Le rapport de 55 pages, intitulé « Out of Step: US Policy on Voting Rights in Global Perspective » (« En décalage : La politique américaine en matière de droit de vote examinée selon une perspective mondiale »), examine les lois de 136 pays à travers le monde comptant 1,5 million d’habitants et plus, et constate que la majorité (73 pays sur 136) n’ont jamais, ou rarement, privé une personne du droit de vote en raison d’une condamnation pénale. Parmi les 63 autres pays, les États-Unis se situent à l’extrémité du spectre restrictif, privant un très grand nombre de personnes de ce droit.
« Un large accès aux bulletins de vote est une pierre angulaire d’un gouvernement démocratique et respectueux des droits ; c’est pour cela que ce droit est protégé par le droit international des droits humains, et que les États-Unis devraient réformer leur statut d’exception en ce domaine », a déclaré Alison Leal Parker, directrice adjointe du programme États-Unis au sein de Human Rights Watch. « Le droit de vote et la légitimité du système démocratique aux États-Unis ne devraient pas dépendre de son système pénal, qui s’appuie sur la discrimination et la prolonge. »
Les lois américaines sur la privation du droit de vote en cas de condamnation pénale remontent à la fin de la guerre civile (Guerre de Sécession). Après que les Noirs autrefois réduits en esclavage ont obtenu le droit de vote grâce au 14ème amendement de la Constitution, les législateurs au niveau des États ont commencé à élargir la liste des crimes définis comme des délits pour cibler les personnes noires. Simultanément, les États ont commencé à révoquer le droit de vote pour toute condamnation pour crime. Bien que le gouvernement fédéral ait officiellement interdit, dans la Loi sur le droit de vote (Voting Rights Act) de 1965, certaines de ces politiques connues sous le nom de « lois Jim Crow », d’autres textes prévoyant une privation du droit de vote pour délit criminel restent en vigueur dans 48 États américains.

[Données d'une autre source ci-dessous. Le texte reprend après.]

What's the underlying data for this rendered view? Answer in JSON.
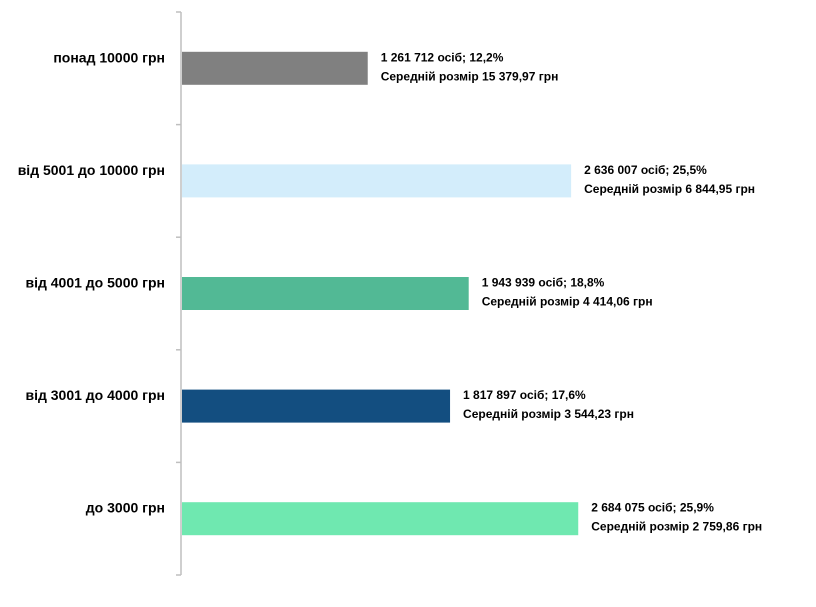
{
  "chart_data": {
    "type": "bar",
    "orientation": "horizontal",
    "title": "",
    "xlabel": "",
    "ylabel": "",
    "xlim": [
      0,
      4000000
    ],
    "grid": false,
    "legend": "none",
    "categories": [
      "понад 10000 грн",
      "від 5001 до 10000 грн",
      "від 4001 до 5000 грн",
      "від 3001 до 4000 грн",
      "до 3000 грн"
    ],
    "values": [
      1261712,
      2636007,
      1943939,
      1817897,
      2684075
    ],
    "colors": [
      "#808080",
      "#d3edfb",
      "#52b995",
      "#134e80",
      "#6fe8b0"
    ],
    "data_labels": [
      [
        "1 261 712 осіб;  12,2%",
        "Середній розмір 15 379,97 грн"
      ],
      [
        "2 636 007 осіб; 25,5%",
        "Середній розмір 6 844,95 грн"
      ],
      [
        "1 943 939 осіб; 18,8%",
        "Середній розмір 4 414,06 грн"
      ],
      [
        "1 817 897 осіб; 17,6%",
        "Середній розмір 3 544,23 грн"
      ],
      [
        "2 684 075 осіб; 25,9%",
        "Середній розмір 2 759,86 грн"
      ]
    ],
    "axis_color": "#bfbfbf"
  }
}
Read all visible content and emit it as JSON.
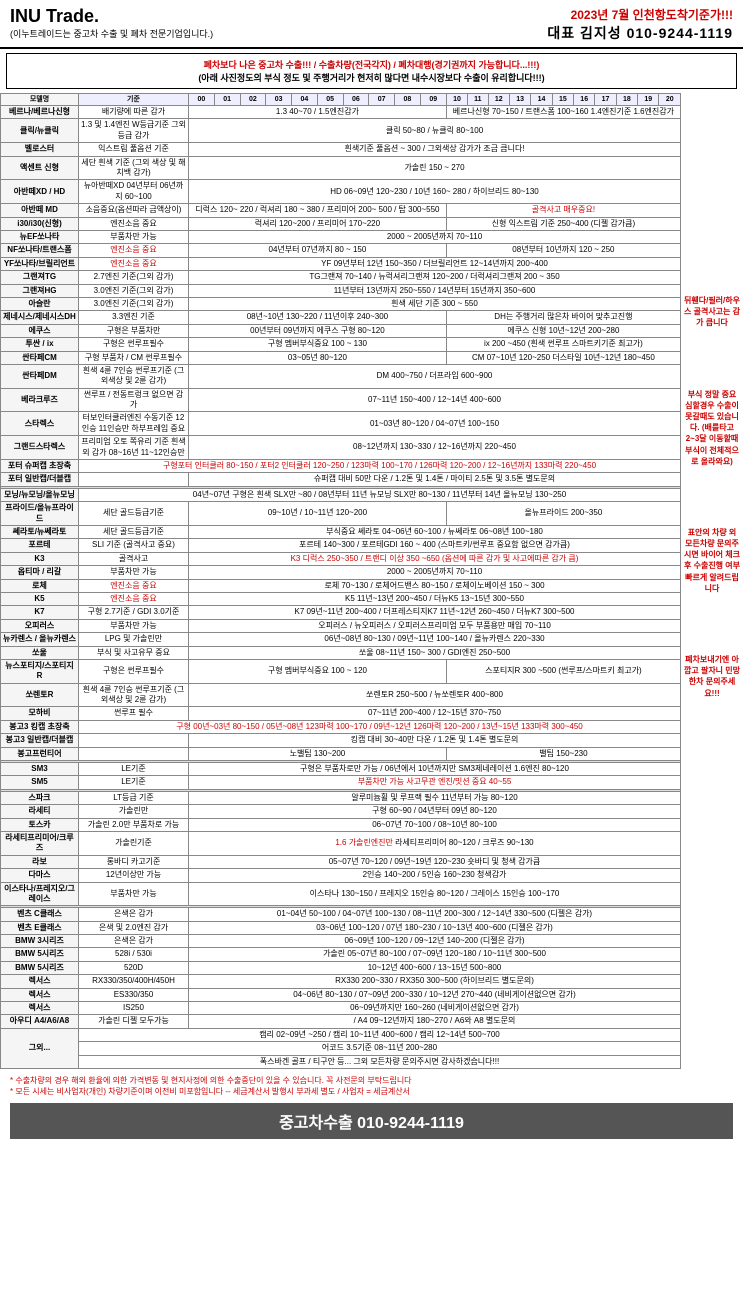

En 2022, plus de 4,4 millions de personnes aux États-Unis ont été privées du droit de vote en raison d’une condamnation pour crime, et des milliers d’autres électeurs éligibles n’ont pu voter parce qu’ils étaient en prison. Un Noir sur 19 en âge de voter est privé du droit de vote, soit 3,5 fois plus que les autres Américains. Selon une estimation prudente, un demi-million de Latino-Américains sont privés de leurs droits en raison de ces politiques, et dans certains États, comme la Floride, les enfants condamnés pour crime peuvent perdre ce droit de façon permanente avant même d’être en âge de voter.
Les trois organisations ont constaté qu’au cours des dernières années, certaines juridictions américaines ont pris des mesures pour restaurer le droit de vote de personnes qui l’avaient perdu en raison d’une condamnation pénale. La plupart des États américains ne privent plus les personnes du droit de vote à vie, et beaucoup ne privent plus les personnes remises en liberté.
« Ces dernières années, nous avons vu de nombreuses juridictions américaines et d’autres pays commencer à redonner le droit de vote à des personnes passées par le système judiciaire pénal. Ces progrès sont prometteurs, mais il reste encore beaucoup à faire », a déclaré Nicole D. Porter, directrice principale du plaidoyer pour le Sentencing Project. « Dans ce rapport, nous recommandons que les États-Unis mettent fin à la privation du droit de vote et l’étendent à tout individu autrement éligible à ce droit, indépendamment de ses antécédents judiciaires pénaux. Nous recommandons également que les localités établissent des centres de vote ou mettent tout en œuvre pour faciliter le vote dans tous les établissements pénitentiaires – comme cela a été observé dans les comtés de Cook (Chicago, Illinois) et de Harris (Houston, Texas), et le District de Columbia. »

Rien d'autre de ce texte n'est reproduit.